I believe in going with the flow.
Days should not be planned whatsoever. Period. For as long as I can remember, I have always started my day off as a new day, a clean slate. A day where the whole world is right there at my feet.
Who wants to start their day of knowing everything that’s going to happen? Definitely not me. Having an idea, sure, but the whole day… that’s just so boring.
I like waking up every morning having no clue about my day and where it will bring me. It allows my imagination to run wild and explore everything I can get my hands on. It keeps me guessing.
Some people might say that having no idea of how your day will go is dangerous. And I agree, it is dangerous. But I’d much rather live dangerously that predictably. Predictability leads to dullness.

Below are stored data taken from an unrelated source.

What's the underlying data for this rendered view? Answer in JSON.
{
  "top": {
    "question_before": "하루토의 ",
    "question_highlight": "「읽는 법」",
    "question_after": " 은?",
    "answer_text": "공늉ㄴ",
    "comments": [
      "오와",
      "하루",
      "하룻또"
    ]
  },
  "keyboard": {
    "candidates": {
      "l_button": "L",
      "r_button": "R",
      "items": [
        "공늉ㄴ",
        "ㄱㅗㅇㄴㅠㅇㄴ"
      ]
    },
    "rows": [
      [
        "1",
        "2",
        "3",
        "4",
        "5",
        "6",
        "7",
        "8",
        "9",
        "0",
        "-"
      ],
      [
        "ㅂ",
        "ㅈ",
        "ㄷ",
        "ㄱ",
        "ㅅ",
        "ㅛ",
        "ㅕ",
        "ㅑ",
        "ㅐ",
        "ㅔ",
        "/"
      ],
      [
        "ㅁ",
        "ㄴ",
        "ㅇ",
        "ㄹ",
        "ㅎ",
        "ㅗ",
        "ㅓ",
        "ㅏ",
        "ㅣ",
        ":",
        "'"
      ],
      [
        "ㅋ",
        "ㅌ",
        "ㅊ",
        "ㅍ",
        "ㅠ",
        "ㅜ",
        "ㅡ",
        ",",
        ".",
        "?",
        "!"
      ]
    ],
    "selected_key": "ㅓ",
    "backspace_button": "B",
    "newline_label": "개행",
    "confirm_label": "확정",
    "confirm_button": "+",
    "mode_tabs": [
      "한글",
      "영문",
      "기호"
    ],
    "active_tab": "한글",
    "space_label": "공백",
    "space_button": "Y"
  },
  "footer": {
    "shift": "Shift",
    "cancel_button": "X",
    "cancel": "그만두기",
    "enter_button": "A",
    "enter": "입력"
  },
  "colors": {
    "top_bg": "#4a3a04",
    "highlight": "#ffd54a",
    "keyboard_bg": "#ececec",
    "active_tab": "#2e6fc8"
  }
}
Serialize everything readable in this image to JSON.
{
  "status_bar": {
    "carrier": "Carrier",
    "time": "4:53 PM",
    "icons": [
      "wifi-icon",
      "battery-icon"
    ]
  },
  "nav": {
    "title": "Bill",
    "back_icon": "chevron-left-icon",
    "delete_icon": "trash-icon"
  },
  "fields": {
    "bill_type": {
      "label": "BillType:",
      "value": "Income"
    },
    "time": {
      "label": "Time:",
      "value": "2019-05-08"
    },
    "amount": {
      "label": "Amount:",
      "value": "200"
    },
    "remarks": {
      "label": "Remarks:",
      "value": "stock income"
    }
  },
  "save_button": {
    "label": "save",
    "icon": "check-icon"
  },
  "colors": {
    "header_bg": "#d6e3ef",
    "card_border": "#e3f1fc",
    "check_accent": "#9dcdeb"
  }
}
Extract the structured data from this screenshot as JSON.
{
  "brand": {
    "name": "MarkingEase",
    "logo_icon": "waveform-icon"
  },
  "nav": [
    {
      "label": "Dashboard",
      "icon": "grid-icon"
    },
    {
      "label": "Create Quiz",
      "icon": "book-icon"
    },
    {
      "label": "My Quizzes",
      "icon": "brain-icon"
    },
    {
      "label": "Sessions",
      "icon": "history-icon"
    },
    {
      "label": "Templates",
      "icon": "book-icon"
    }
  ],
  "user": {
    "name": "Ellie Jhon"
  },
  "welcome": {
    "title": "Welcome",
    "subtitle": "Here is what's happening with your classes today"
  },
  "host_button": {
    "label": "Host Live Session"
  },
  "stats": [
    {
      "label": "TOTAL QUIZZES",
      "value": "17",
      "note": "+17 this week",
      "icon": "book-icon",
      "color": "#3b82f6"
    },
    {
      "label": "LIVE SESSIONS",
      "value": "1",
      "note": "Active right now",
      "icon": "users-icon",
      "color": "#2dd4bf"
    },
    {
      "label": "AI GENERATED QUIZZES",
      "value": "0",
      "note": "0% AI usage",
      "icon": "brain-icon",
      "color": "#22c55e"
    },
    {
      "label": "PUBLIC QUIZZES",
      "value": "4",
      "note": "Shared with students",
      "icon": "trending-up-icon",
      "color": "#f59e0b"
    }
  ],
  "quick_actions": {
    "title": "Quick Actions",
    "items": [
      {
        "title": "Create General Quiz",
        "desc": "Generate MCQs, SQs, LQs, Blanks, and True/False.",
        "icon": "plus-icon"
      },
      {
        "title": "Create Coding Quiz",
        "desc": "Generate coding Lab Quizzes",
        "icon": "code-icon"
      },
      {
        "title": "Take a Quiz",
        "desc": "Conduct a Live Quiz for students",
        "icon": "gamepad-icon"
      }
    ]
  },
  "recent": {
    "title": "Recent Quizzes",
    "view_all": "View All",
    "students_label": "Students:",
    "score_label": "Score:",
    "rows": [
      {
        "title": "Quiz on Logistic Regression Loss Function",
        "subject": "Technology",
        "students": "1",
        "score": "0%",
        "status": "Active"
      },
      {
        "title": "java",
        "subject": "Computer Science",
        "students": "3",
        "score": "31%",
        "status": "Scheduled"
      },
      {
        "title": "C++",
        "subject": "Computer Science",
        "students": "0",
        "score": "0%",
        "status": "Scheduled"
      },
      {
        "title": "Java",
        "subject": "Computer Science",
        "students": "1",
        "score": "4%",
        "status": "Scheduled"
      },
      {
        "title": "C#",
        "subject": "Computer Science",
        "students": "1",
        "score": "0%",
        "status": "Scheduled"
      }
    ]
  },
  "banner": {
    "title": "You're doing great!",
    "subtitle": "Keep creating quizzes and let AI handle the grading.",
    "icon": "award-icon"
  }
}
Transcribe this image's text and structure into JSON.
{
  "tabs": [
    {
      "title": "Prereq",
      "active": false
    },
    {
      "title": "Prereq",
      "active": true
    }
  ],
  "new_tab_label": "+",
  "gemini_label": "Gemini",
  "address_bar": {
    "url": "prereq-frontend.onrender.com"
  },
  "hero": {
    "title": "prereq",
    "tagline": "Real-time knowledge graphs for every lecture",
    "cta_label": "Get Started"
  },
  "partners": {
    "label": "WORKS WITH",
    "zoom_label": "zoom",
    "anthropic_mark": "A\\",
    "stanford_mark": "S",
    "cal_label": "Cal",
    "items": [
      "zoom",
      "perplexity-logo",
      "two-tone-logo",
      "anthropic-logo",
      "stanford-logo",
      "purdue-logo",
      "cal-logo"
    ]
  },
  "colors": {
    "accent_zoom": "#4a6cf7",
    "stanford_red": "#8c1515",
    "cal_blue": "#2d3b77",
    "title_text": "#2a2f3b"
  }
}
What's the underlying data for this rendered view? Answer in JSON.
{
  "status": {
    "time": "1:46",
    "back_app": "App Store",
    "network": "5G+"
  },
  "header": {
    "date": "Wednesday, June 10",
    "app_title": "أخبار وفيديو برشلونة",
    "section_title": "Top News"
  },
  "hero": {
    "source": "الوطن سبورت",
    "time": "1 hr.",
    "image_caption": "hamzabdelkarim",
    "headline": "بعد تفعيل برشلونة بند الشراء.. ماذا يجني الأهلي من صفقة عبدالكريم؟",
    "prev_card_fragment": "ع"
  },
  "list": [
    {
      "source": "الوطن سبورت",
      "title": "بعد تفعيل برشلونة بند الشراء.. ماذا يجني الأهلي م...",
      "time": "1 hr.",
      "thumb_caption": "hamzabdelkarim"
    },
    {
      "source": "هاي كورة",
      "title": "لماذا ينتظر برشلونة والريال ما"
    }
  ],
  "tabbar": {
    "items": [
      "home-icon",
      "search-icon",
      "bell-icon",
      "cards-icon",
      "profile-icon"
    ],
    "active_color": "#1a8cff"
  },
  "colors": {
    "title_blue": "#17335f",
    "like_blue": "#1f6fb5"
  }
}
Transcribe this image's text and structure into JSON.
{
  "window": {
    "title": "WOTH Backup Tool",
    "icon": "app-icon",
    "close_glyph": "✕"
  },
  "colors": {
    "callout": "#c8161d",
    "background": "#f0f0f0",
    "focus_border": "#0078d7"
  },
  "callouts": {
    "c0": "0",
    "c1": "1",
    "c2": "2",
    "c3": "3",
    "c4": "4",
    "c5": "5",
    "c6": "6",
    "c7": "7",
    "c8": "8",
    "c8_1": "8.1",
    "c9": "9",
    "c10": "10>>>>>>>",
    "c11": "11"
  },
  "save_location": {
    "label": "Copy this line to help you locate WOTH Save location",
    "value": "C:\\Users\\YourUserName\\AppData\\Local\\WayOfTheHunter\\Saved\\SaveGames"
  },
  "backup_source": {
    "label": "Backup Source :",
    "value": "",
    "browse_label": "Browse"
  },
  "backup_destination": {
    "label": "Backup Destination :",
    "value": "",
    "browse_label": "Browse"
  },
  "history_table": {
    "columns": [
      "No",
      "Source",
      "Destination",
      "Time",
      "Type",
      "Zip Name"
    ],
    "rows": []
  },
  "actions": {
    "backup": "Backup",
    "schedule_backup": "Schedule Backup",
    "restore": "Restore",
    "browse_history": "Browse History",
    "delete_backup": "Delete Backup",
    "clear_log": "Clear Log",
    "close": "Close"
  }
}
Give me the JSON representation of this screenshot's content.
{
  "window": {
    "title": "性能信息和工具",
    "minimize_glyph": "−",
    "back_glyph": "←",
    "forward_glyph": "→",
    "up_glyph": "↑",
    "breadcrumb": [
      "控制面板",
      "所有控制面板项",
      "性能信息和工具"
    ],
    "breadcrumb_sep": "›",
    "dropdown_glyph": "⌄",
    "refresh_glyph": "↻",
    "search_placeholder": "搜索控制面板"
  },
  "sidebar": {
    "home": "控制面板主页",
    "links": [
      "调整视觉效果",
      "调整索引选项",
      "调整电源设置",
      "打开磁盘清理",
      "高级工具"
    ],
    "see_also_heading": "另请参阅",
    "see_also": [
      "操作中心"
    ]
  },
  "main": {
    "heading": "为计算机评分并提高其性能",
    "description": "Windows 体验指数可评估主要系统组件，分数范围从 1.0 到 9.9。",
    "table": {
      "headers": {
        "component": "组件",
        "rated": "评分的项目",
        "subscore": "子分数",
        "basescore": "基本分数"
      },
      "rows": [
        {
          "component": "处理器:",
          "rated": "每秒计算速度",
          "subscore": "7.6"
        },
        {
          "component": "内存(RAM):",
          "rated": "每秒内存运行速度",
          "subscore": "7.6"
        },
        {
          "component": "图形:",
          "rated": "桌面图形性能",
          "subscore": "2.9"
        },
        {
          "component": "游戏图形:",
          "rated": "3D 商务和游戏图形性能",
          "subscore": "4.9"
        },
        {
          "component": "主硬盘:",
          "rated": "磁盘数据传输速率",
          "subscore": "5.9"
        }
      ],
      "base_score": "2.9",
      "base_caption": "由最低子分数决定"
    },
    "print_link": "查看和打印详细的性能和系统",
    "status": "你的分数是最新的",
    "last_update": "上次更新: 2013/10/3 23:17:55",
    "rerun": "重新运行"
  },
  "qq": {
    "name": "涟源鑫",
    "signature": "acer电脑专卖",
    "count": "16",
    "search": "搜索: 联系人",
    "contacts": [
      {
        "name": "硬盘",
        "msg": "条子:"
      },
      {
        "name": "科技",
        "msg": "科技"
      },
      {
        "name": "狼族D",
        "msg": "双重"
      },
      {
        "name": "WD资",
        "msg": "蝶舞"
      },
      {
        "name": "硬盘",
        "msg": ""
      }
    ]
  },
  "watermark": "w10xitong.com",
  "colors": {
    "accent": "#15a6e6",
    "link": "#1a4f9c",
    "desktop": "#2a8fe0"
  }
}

About three years ago, my parents divorced after a marriage of eighteen years. It was a shock, to say the least. The days got longer and harder as I didn’t know exactly how to deal with the anger and hurt that was concealed inside of me.
Day after day, it seemed like the struggle was only getting heavier on me. I started looking ahead, days, months, even years. But I then realized that I was making the situation a lot harder than it had to be. I was looking ahead, predicting my life, when the truth is that I had no idea what was going to happen.
After having this encounter with my many thoughts, I realized I had to stop looking ahead; I had to live for right then and now, I had to go with the flow of life. I learned that life is a game of cards, you have to play the hand you are dealt. The one way to do that is to go with the flow and take life one day at a time.